At first glance, these extraordinary artworks appear to be aerial shots featuring crowds of people carefully placed to form the faces of some renowned icons.
Look more closely, the figures making up the portraits of Elvis and screen siren Marilyn Monroe aren't real at all. In fact they are mini models intricately painted by US artist Craig Alan.
Atlanta-based artist Mr Alan came up with the idea for the unusual artwork after taking photos of the street from a 6th floor balcony.
The ant-sized people below seemed to form pictures - inspiring him to create paintings using the same idea.

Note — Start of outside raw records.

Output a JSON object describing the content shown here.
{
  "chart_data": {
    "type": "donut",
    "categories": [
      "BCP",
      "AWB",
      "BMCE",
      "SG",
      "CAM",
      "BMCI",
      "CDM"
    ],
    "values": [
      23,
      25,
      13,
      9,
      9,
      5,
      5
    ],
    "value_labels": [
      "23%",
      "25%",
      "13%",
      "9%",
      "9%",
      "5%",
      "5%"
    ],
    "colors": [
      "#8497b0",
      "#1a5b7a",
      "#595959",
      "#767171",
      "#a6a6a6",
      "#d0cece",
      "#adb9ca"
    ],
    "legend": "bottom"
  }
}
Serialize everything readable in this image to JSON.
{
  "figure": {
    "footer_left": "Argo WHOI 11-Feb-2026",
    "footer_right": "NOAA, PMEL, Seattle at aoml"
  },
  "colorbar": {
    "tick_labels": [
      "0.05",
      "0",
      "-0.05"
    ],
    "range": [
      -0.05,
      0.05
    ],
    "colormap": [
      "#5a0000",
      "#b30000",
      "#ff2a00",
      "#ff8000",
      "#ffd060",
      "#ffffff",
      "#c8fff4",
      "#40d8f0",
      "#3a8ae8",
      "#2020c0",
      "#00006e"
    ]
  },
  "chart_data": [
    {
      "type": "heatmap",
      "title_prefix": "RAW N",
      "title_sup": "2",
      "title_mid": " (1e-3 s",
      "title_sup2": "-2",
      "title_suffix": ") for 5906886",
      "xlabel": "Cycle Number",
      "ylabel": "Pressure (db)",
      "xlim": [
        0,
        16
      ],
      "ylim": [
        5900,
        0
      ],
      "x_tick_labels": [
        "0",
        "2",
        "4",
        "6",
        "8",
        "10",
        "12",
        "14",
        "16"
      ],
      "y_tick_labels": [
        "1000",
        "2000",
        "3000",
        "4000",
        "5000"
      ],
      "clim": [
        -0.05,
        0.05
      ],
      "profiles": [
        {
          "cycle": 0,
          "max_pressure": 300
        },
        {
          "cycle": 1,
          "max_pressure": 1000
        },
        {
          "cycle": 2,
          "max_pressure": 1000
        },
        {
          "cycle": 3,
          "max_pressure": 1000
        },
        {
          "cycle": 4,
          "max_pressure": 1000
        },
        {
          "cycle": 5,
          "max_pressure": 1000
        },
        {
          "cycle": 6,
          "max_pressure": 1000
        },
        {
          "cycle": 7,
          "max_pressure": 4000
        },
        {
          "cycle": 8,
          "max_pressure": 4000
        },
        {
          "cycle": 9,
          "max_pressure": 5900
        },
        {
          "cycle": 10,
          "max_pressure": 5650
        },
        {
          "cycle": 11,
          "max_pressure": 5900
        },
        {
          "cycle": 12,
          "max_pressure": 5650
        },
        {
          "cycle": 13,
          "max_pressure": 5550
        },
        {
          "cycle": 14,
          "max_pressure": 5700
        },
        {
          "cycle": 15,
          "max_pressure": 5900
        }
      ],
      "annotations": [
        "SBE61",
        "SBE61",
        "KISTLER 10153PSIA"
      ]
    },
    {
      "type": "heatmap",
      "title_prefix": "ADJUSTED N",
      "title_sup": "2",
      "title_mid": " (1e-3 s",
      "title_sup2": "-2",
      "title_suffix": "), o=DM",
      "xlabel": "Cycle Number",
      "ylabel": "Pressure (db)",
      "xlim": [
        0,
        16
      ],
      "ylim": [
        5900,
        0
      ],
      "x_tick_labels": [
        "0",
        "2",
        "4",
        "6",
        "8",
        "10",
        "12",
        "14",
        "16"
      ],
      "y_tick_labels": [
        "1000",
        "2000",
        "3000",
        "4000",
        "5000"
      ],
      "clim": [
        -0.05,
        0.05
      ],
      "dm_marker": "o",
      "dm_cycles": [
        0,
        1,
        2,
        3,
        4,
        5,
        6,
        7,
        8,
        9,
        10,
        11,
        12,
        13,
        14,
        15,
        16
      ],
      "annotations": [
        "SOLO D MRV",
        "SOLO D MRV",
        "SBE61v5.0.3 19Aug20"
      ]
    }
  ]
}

Most of the miniature models are painted in black, except for those that form the lips of Monroe and Audrey Hepburn, which he coloured red
The "Populous" paintings - which take about three weeks to create - now fetch up to £30,000 each.
Speaking about his amazing artwork, Mr Alan said: “I was at my mother's apartment in Alabama watching people on the beach from the sixth story balcony.
“I started photographing them and then I noticed a pattern through the camera.
“In one shot, the group of people appeared to have formed an eye on the screen - this started my creative wheels turning.
“Portraits always came easily to me, so it was only natural that the two should be combined.
“It's rewarding for me as an artist to watch people's reaction to my work and to see them get such enjoyment out of it.”